All these causes (except due to the damage of the lateral hypothalamus) are indirect.

==Diagnosis==
- A bedside swallow evaluation is a test to evaluate dysphagia in patients with difficulty swallowing. During this exam the healthcare provider will evaluate the muscles used to swallow. They will then analyze the patient's ability to swallow different substances. This test is helpful in assessing a patient's risk for aspiration. A bedside swallow test is a fast low risk examination that can be helpful in identifying many health problems such as stroke, major dental problems, progressive neurologic disorders, and muscular dystrophies.
- Modified barium swallow – videofluoroscopic swallow (fluoroscopy). A lateral video X-ray that provides objective information on bolus transport, safest consistency of bolus, and possible head positioning and maneuvers that may facilitate swallow function depending on each individual's anatomy and physiology. Barium is used to view certain areas of the GI tract more clearly, as well as to evaluate how a patient swallows and identify any abnormalities. This test is often used to identify abnormalities in the upper GI tract such as cancer, hiatal hernias, structural problems (diverticula, strictures, polyps), enlarged veins, and muscle disorders.
- Esophagogastroduodenoscopy – a diagnostic endoscopic procedure that is used to visualize, diagnose, and treat problems in the upper part of the gastrointestinal tract. This procedure utilizes a long flexible tube known as an endoscope. The endoscope has a light and video camera at one end and is advanced through the patient's mouth and slowly moves though the patient's esophagus, stomach, and duodenum. Images are viewed on the monitor. This procedure can be helpful in making diagnoses of gastroesophageal reflux disease, identifying strictures, esophageal varices, or ulcers. An EGD can also be used to control bleeding, remove tumors or growths, dilate narrowed areas, and remove food that gets stuck.
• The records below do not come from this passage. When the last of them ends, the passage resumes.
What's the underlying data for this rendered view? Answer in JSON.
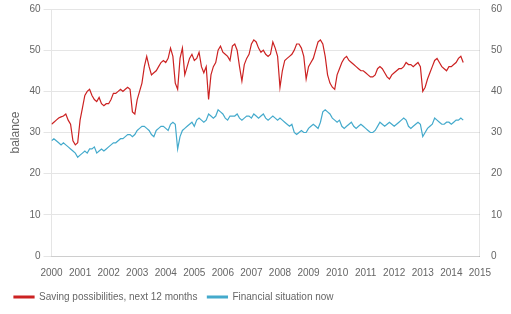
{
  "chart_data": {
    "type": "line",
    "ylabel": "balance",
    "x": [
      2000,
      2000.0833333333333,
      2000.1666666666667,
      2000.25,
      2000.3333333333333,
      2000.4166666666667,
      2000.5,
      2000.5833333333333,
      2000.6666666666667,
      2000.75,
      2000.8333333333333,
      2000.9166666666667,
      2001,
      2001.0833333333333,
      2001.1666666666667,
      2001.25,
      2001.3333333333333,
      2001.4166666666667,
      2001.5,
      2001.5833333333333,
      2001.6666666666667,
      2001.75,
      2001.8333333333333,
      2001.9166666666667,
      2002,
      2002.0833333333333,
      2002.1666666666667,
      2002.25,
      2002.3333333333333,
      2002.4166666666667,
      2002.5,
      2002.5833333333333,
      2002.6666666666667,
      2002.75,
      2002.8333333333333,
      2002.9166666666667,
      2003,
      2003.0833333333333,
      2003.1666666666667,
      2003.25,
      2003.3333333333333,
      2003.4166666666667,
      2003.5,
      2003.5833333333333,
      2003.6666666666667,
      2003.75,
      2003.8333333333333,
      2003.9166666666667,
      2004,
      2004.0833333333333,
      2004.1666666666667,
      2004.25,
      2004.3333333333333,
      2004.4166666666667,
      2004.5,
      2004.5833333333333,
      2004.6666666666667,
      2004.75,
      2004.8333333333333,
      2004.9166666666667,
      2005,
      2005.0833333333333,
      2005.1666666666667,
      2005.25,
      2005.3333333333333,
      2005.4166666666667,
      2005.5,
      2005.5833333333333,
      2005.6666666666667,
      2005.75,
      2005.8333333333333,
      2005.9166666666667,
      2006,
      2006.0833333333333,
      2006.1666666666667,
      2006.25,
      2006.3333333333333,
      2006.4166666666667,
      2006.5,
      2006.5833333333333,
      2006.6666666666667,
      2006.75,
      2006.8333333333333,
      2006.9166666666667,
      2007,
      2007.0833333333333,
      2007.1666666666667,
      2007.25,
      2007.3333333333333,
      2007.4166666666667,
      2007.5,
      2007.5833333333333,
      2007.6666666666667,
      2007.75,
      2007.8333333333333,
      2007.9166666666667,
      2008,
      2008.0833333333333,
      2008.1666666666667,
      2008.25,
      2008.3333333333333,
      2008.4166666666667,
      2008.5,
      2008.5833333333333,
      2008.6666666666667,
      2008.75,
      2008.8333333333333,
      2008.9166666666667,
      2009,
      2009.0833333333333,
      2009.1666666666667,
      2009.25,
      2009.3333333333333,
      2009.4166666666667,
      2009.5,
      2009.5833333333333,
      2009.6666666666667,
      2009.75,
      2009.8333333333333,
      2009.9166666666667,
      2010,
      2010.0833333333333,
      2010.1666666666667,
      2010.25,
      2010.3333333333333,
      2010.4166666666667,
      2010.5,
      2010.5833333333333,
      2010.6666666666667,
      2010.75,
      2010.8333333333333,
      2010.9166666666667,
      2011,
      2011.0833333333333,
      2011.1666666666667,
      2011.25,
      2011.3333333333333,
      2011.4166666666667,
      2011.5,
      2011.5833333333333,
      2011.6666666666667,
      2011.75,
      2011.8333333333333,
      2011.9166666666667,
      2012,
      2012.0833333333333,
      2012.1666666666667,
      2012.25,
      2012.3333333333333,
      2012.4166666666667,
      2012.5,
      2012.5833333333333,
      2012.6666666666667,
      2012.75,
      2012.8333333333333,
      2012.9166666666667,
      2013,
      2013.0833333333333,
      2013.1666666666667,
      2013.25,
      2013.3333333333333,
      2013.4166666666667,
      2013.5,
      2013.5833333333333,
      2013.6666666666667,
      2013.75,
      2013.8333333333333,
      2013.9166666666667,
      2014,
      2014.0833333333333,
      2014.1666666666667,
      2014.25,
      2014.3333333333333,
      2014.4166666666667
    ],
    "series": [
      {
        "name": "Saving possibilities, next 12 months",
        "color": "#cc2222",
        "values": [
          32.0,
          32.5,
          33.0,
          33.5,
          33.8,
          34.0,
          34.5,
          33.0,
          32.0,
          28.0,
          27.0,
          27.5,
          33.0,
          36.0,
          39.0,
          40.0,
          40.5,
          39.0,
          38.0,
          37.5,
          38.5,
          37.0,
          36.5,
          37.0,
          37.0,
          38.0,
          39.5,
          39.5,
          40.0,
          40.5,
          40.0,
          40.5,
          41.0,
          40.5,
          35.0,
          34.5,
          38.0,
          40.0,
          42.0,
          46.0,
          48.5,
          46.0,
          44.0,
          44.5,
          45.0,
          46.0,
          47.0,
          47.5,
          47.0,
          48.0,
          50.5,
          48.5,
          42.0,
          40.5,
          48.0,
          50.5,
          44.0,
          46.0,
          48.0,
          49.0,
          47.5,
          48.0,
          49.5,
          46.0,
          44.5,
          46.0,
          38.0,
          44.0,
          46.0,
          47.0,
          50.0,
          51.0,
          49.5,
          49.0,
          48.5,
          47.5,
          51.0,
          51.5,
          50.0,
          46.0,
          42.5,
          46.5,
          48.0,
          49.0,
          51.5,
          52.5,
          52.0,
          50.5,
          49.5,
          50.0,
          49.0,
          48.5,
          49.0,
          52.0,
          50.5,
          48.5,
          41.0,
          45.0,
          47.5,
          48.0,
          48.5,
          49.0,
          50.0,
          51.5,
          51.5,
          50.5,
          48.5,
          43.0,
          46.0,
          47.0,
          48.0,
          50.0,
          52.0,
          52.5,
          51.5,
          48.5,
          44.0,
          42.0,
          41.0,
          40.5,
          44.0,
          45.5,
          47.0,
          48.0,
          48.5,
          47.5,
          47.0,
          46.5,
          46.0,
          45.5,
          45.0,
          45.0,
          44.5,
          44.0,
          43.5,
          43.5,
          44.0,
          45.5,
          46.0,
          45.5,
          44.5,
          43.5,
          43.0,
          44.0,
          44.5,
          45.0,
          45.5,
          45.5,
          46.0,
          47.0,
          46.5,
          46.5,
          46.0,
          46.5,
          47.0,
          46.0,
          40.0,
          41.0,
          43.0,
          44.5,
          46.0,
          47.5,
          48.0,
          47.0,
          46.0,
          45.5,
          45.0,
          46.0,
          46.0,
          46.5,
          47.0,
          48.0,
          48.5,
          47.0
        ]
      },
      {
        "name": "Financial situation now",
        "color": "#44aacc",
        "values": [
          28.0,
          28.5,
          28.0,
          27.5,
          27.0,
          27.5,
          27.0,
          26.5,
          26.0,
          25.5,
          25.0,
          24.0,
          24.5,
          25.0,
          25.5,
          25.0,
          26.0,
          26.0,
          26.5,
          25.0,
          25.5,
          26.0,
          25.5,
          26.0,
          26.5,
          27.0,
          27.5,
          27.5,
          28.0,
          28.5,
          28.5,
          29.0,
          29.5,
          29.5,
          29.0,
          29.5,
          30.5,
          31.0,
          31.5,
          31.5,
          31.0,
          30.5,
          29.5,
          29.0,
          30.5,
          31.0,
          31.5,
          31.5,
          31.0,
          30.5,
          32.0,
          32.5,
          32.0,
          26.0,
          29.0,
          30.5,
          31.0,
          31.5,
          32.0,
          32.5,
          31.5,
          33.0,
          33.5,
          33.0,
          32.5,
          33.0,
          34.5,
          34.0,
          33.5,
          34.0,
          35.5,
          35.0,
          34.5,
          33.5,
          33.0,
          34.0,
          34.0,
          34.0,
          34.5,
          33.5,
          33.0,
          33.5,
          34.0,
          34.0,
          33.5,
          34.5,
          34.0,
          33.5,
          34.0,
          34.5,
          33.5,
          33.0,
          33.5,
          34.0,
          33.5,
          33.0,
          33.5,
          33.0,
          32.5,
          32.0,
          31.5,
          32.0,
          30.0,
          29.5,
          30.0,
          30.5,
          30.0,
          30.0,
          31.0,
          31.5,
          32.0,
          31.5,
          31.0,
          32.5,
          35.0,
          35.5,
          35.0,
          34.5,
          33.5,
          33.0,
          32.5,
          33.0,
          31.5,
          31.0,
          31.5,
          32.0,
          32.5,
          31.5,
          31.0,
          31.5,
          32.0,
          31.5,
          31.0,
          30.5,
          30.0,
          30.0,
          30.5,
          31.5,
          32.5,
          32.0,
          31.5,
          32.0,
          32.5,
          32.0,
          31.5,
          32.0,
          32.5,
          33.0,
          33.5,
          33.0,
          31.5,
          31.0,
          31.5,
          32.0,
          32.5,
          32.0,
          29.0,
          30.0,
          31.0,
          31.5,
          32.0,
          33.5,
          33.0,
          32.5,
          32.0,
          32.0,
          32.5,
          32.5,
          32.0,
          32.5,
          33.0,
          33.0,
          33.5,
          33.0
        ]
      }
    ],
    "xlim": [
      2000,
      2015
    ],
    "xticks": [
      2000,
      2001,
      2002,
      2003,
      2004,
      2005,
      2006,
      2007,
      2008,
      2009,
      2010,
      2011,
      2012,
      2013,
      2014,
      2015
    ],
    "ylim": [
      0,
      60
    ],
    "yticks": [
      0,
      10,
      20,
      30,
      40,
      50,
      60
    ],
    "y2lim": [
      0,
      60
    ],
    "y2ticks": [
      0,
      10,
      20,
      30,
      40,
      50,
      60
    ],
    "grid": "y",
    "legend": "lower left"
  }
}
- Esophageal Manometry is a test used to examine the coordinated muscle movement of the esophagus. A flexible and pressure-sensitive catheter is utilized to measure the pressure created by the muscles of the esophagus, specifically at the upper and lower esophageal sphincters, which control how food enters and exits the esophagus. This procedure is useful in identifying and diagnosing conditions such as achalasia, diffuse esophageal spasm, and scleroderma.

==Treatment==
The treatment of dysphagia is tailored towards the underlying etiology and individualized based on patient characteristics. Swallowing rehabilitation, including strengthening exercises and skills-based training, can be done by speech therapists.